A walk down several streets of the East Village, especially St. Mark’s Place, Cooper Square, 2nd and 3rd Aves., and E. 6th and 7th Sts., and you’ll notice dozens of lampposts whose bases and lower halves are covered with ceramic tile, glass, broken crockery, rhinestones, terra cotta and other small decorative pieces. Some are arranged in patterns that spell out the names of fallen firemen on 9/11; politicians; local landmarks and theaters. They’re the work of Irish-born Vietnam vet Jim Power, who’s been adding this embellishment for over 20 years and has become a beloved East Village institution.
Power’s work is especially necessary at the NW corner of 2nd Ave. and E. 6th St., the site of the 1968-1971 Bill Graham rock palace the Fillmore East. Graham took over the old cinema/Yiddish theatre in early 1968 and presented a roster of acts that to this day reads like a classic rock radio playlist. Just about every big name in rock ‘n’ roll except the Beatles and Stones played the Fillmore (Graham’s west coast counterpart was the Fillmore West in San Francisco.)
Here, Powers’ mosaics celebrate the appearances of the Grateful Dead (who appeared at the Fillmore East more than any other band: June 14-15, 1968; February 11-12, June 20-21 and Sept. 26-27, 1969; January 2-3, Feb. 11-13, May 15, July 9-12, 1970, and April 25-29, 1971); Janis Joplin (who played with Big Brother and the Holding Company on opening night, March 8, 1968); Jimi Hendrix, who appeared May 10th, 1968 and Dec. 31-Jan. 1, 1969-70.

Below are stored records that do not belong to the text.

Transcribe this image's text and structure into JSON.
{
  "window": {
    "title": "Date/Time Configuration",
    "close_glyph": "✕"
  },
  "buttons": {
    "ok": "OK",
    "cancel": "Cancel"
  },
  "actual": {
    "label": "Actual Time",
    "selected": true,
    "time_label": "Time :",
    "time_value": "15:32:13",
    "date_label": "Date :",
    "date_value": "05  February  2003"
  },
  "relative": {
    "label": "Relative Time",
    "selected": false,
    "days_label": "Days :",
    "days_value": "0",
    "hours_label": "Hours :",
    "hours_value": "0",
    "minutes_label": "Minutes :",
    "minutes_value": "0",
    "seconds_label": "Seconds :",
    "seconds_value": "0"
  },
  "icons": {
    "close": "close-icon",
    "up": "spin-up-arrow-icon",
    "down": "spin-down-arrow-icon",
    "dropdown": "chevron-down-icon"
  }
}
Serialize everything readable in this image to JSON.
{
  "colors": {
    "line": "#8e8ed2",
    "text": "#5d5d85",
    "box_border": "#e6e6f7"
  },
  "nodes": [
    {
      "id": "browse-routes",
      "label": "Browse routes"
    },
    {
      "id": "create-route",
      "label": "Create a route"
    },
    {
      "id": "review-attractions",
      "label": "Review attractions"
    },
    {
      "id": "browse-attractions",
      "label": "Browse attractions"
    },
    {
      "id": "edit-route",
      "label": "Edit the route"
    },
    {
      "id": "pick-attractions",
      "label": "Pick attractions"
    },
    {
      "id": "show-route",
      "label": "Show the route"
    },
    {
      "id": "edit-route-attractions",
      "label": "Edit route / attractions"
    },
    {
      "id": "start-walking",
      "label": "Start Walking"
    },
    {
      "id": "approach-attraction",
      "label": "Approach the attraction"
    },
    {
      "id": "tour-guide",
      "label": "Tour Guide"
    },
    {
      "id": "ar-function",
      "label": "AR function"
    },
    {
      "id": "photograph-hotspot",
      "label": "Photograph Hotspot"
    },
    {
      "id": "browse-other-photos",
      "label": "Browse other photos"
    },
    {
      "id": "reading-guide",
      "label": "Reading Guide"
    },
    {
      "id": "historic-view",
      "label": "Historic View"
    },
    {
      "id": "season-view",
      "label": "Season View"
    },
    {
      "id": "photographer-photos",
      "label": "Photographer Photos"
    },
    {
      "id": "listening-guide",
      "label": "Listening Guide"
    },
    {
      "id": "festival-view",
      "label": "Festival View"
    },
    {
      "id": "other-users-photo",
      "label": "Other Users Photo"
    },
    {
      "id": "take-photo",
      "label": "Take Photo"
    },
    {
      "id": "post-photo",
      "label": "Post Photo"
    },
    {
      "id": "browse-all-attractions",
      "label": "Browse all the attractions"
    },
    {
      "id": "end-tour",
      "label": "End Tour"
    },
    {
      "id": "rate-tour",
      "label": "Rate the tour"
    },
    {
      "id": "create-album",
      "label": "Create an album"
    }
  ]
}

The Fillmore had a capacity of over 3600 seats. The venue was so popular that bands were often double-booked to play two Saturday and Sunday shows apiece, as well as matinees. The Doors, The Who, Quicksilver Messenger Service, The Allman Brothers, Derek and the Dominos, Jimi Hendrix, Country Joe and the Fish, Big Brother and the Holding Company, Lonnie Mack, Humble Pie, Led Zeppelin, Neil Young and Crazy Horse, Pink Floyd, Procol Harum, John Mayall, The Byrds, Jefferson Airplane, Frank Zappa, Miles Davis, and toward the end of the Fillmore’s run, Elton John are just a handful of the big names that played here, as well as lesser-known bands such as Sweetwater, Bloodrock and Zephyr. Numerous live albums were recorded at the Fillmore such as the Allman Brothers’ At Fillmore East, Ladies and Gentlemen: The Grateful Dead: Fillmore East: April 1971, and Frank Zappa and the Mothers of Invention’s Fillmore East—June 1971.
Above: Stub from Lee “Do You Know What I Mean” Michaels‘ Halloween 1970 show.
Also name checked by Powers’ mosaics on the lamppost are Joni Mitchell, the Allman Brothers, Jethro Tull, Carlos Santana, and The Who, whose second appearance on May 16, 1969 was memorable as a fire broke out next door at a Lion Supermarket while the band was on stage. A plainclothes policeman jumped onstage while they were playing to order a building evacuation, but Pete Townshend and Roger Daltrey forcibly removed him, and Townshend was charged with assault; he later paid a fine. A few months later, Pete kicked Abbie Hoffman offstage at the Woodstock festival when Hoffman invaded the stage to decry the incarceration of activist John Sinclair.
In the 1990s and 2000s, Jim Power has continued to build some new creations after the older ones had worn off or been painted over, with permission from the DOT. To date, Power has constructed nearly 100 mosaic murals in the East Village. Much of his work in the Cooper Square area was removed during re-pavings and lamppost replacements, but Power was invited back to install new works.